La réforme du Sénat proposée par le gouvernement Harper menace la représentation des francophones au Parlement, craint la Fédération des communautés francophones et acadienne du Canada (FCFA).

La Fédération s'inquiète que le système d'élections des sénateurs inclus dans le projet de loi ne bloque la porte de la Chambre haute aux francophones.

Car bien que les communautés francophones hors Québec soient dynamiques, elles sont géographiquement éparpillées et ne pourront être en nombre suffisant pour élire un sénateur de langue française qui pourra comprendre et défendre les délicates questions linguistiques, souligne la présidente de la FCFA, Marie-France Kenny.

Elle craint donc qu'au final, il n'y ait aucun sénateur francophone dans certaines provinces. Selon Mme Kenny, le Sénat s'est donné comme mandat de représenter les groupes minoritaires et a accompli beaucoup à ce chapitre.

C'est pourquoi la Fédération veut qu'au moins un siège par province soit réservé à un francophone et qu'il y en ait aussi un pour l'ensemble des territoires.

«Ils ont un rôle d'influence», affirme Mme Kenny à propos des sénateurs.

«Et certains sénateurs sont bien conscients qu'ils ne seraient pas là aujourd'hui s'il y avait eu des élections plutôt que des nominations», dit-elle, soulignant que beaucoup d'entre eux ont été réceptifs à ses arguments.

Un mécanisme devrait ainsi être instauré pour que les communautés francophones et acadiennes puissent recommander des sénateurs.

«On n'est pas contre toute forme de réforme, mais on veut s'assurer de la présence de sénateurs francophones», précise Mme Kenny.

C'est donc une occasion d'améliorer le Sénat, indique-t-elle, puisque rien actuellement ne garantit la présence de sénateurs francophones.

Les nominations «sont laissées au gré des premiers ministres».

Dans sa dernière mouture de législation proposée pour réformer le Sénat, le projet C-7, le gouvernement Harper veut limiter à neuf ans le mandat des représentants de la Chambre haute - plutôt qu'une retraite à 75 ans - et suggère un processus d'élection des candidats, pour les provinces qui souhaitent le faire.

Ottawa a demandé à la Cour suprême du Canada de rendre un avis sur la constitutionnalité de son projet de loi.

La FCFA a demandé un statut d'intervenant devant la Cour pour y faire valoir ses craintes, mais aussi ses suggestions.

Dans le passé, la Fédération avait expliqué ses arguments lors des précédentes tentatives du gouvernement pour modifier le Sénat.

Elle fait aussi valoir des arguments historiques. En 1864, les Pères de la Confédération avaient accepté, comme mécanisme de protection de la langue et de la culture françaises, une représentation égalitaire du Canada-Est au Sénat, avance la FCFA. Bref, il y avait là une reconnaissance qu'une composante de la société canadienne devait, au Sénat, bénéficier d'une représentation dont la taille ne serait pas assujettie à son poids démographique, plaide la Fédération.

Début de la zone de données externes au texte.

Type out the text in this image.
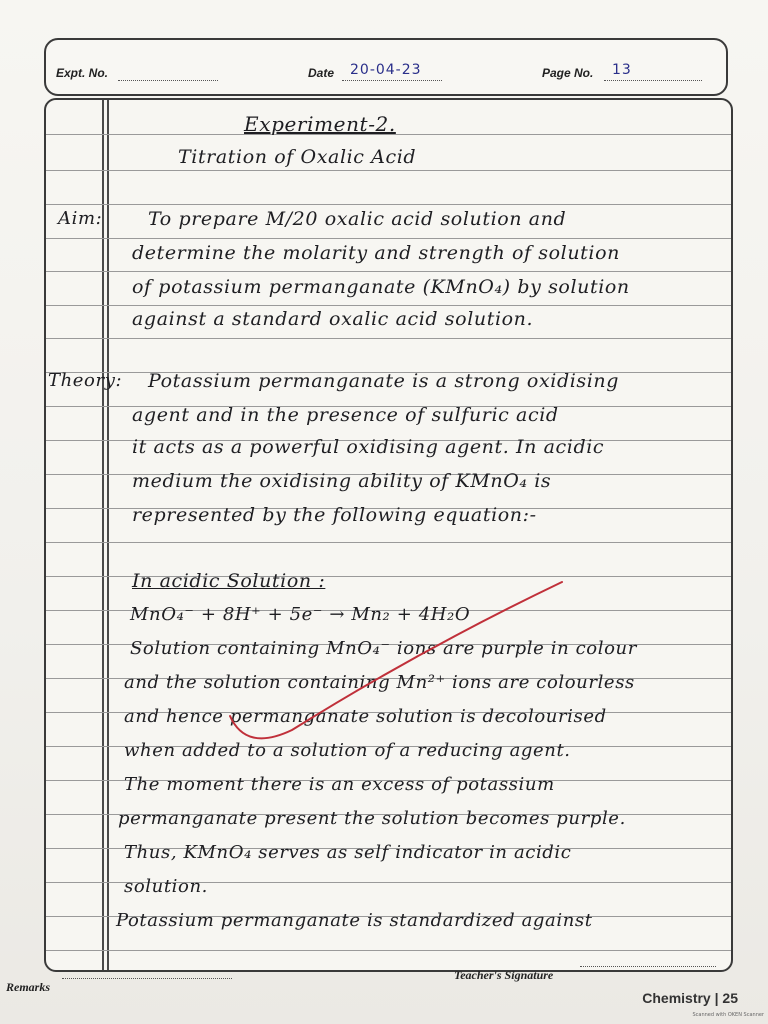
Expt. No.	Date 20-04-23	Page No. 13
Experiment-2.
Titration of Oxalic Acid
Aim: To prepare M/20 oxalic acid solution and
determine the molarity and strength of solution
of potassium permanganate (KMnO₄) by solution
against a standard oxalic acid solution.
Theory: Potassium permanganate is a strong oxidising
agent and in the presence of sulfuric acid
it acts as a powerful oxidising agent. In acidic
medium the oxidising ability of KMnO₄ is
represented by the following equation:-
In acidic Solution :
MnO₄⁻ + 8H⁺ + 5e⁻ → Mn₂ + 4H₂O
Solution containing MnO₄⁻ ions are purple in colour
and the solution containing Mn²⁺ ions are colourless
and hence permanganate solution is decolourised
when added to a solution of a reducing agent.
The moment there is an excess of potassium
permanganate present the solution becomes purple.
Thus, KMnO₄ serves as self indicator in acidic
solution.
Potassium permanganate is standardized against
Remarks
Teacher's Signature
Chemistry | 25
Scanned with OKEN Scanner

La FCFA s'oppose à l'abolition pure et simple du Sénat comme le prône le Nouveau Parti démocratique (NPD).

«Le NPD n'a pas été réceptif à notre suggestion. Leur réponse est: "on va vous représenter"», affirme Mme Kelly.

Mais la vaste majorité des députés néo-démocrates sont au Québec. Mme Kenny souligne que les Québécois ne comprennent pas suffisamment la réalité des francophones dans le reste du pays pour défendre correctement leurs droits.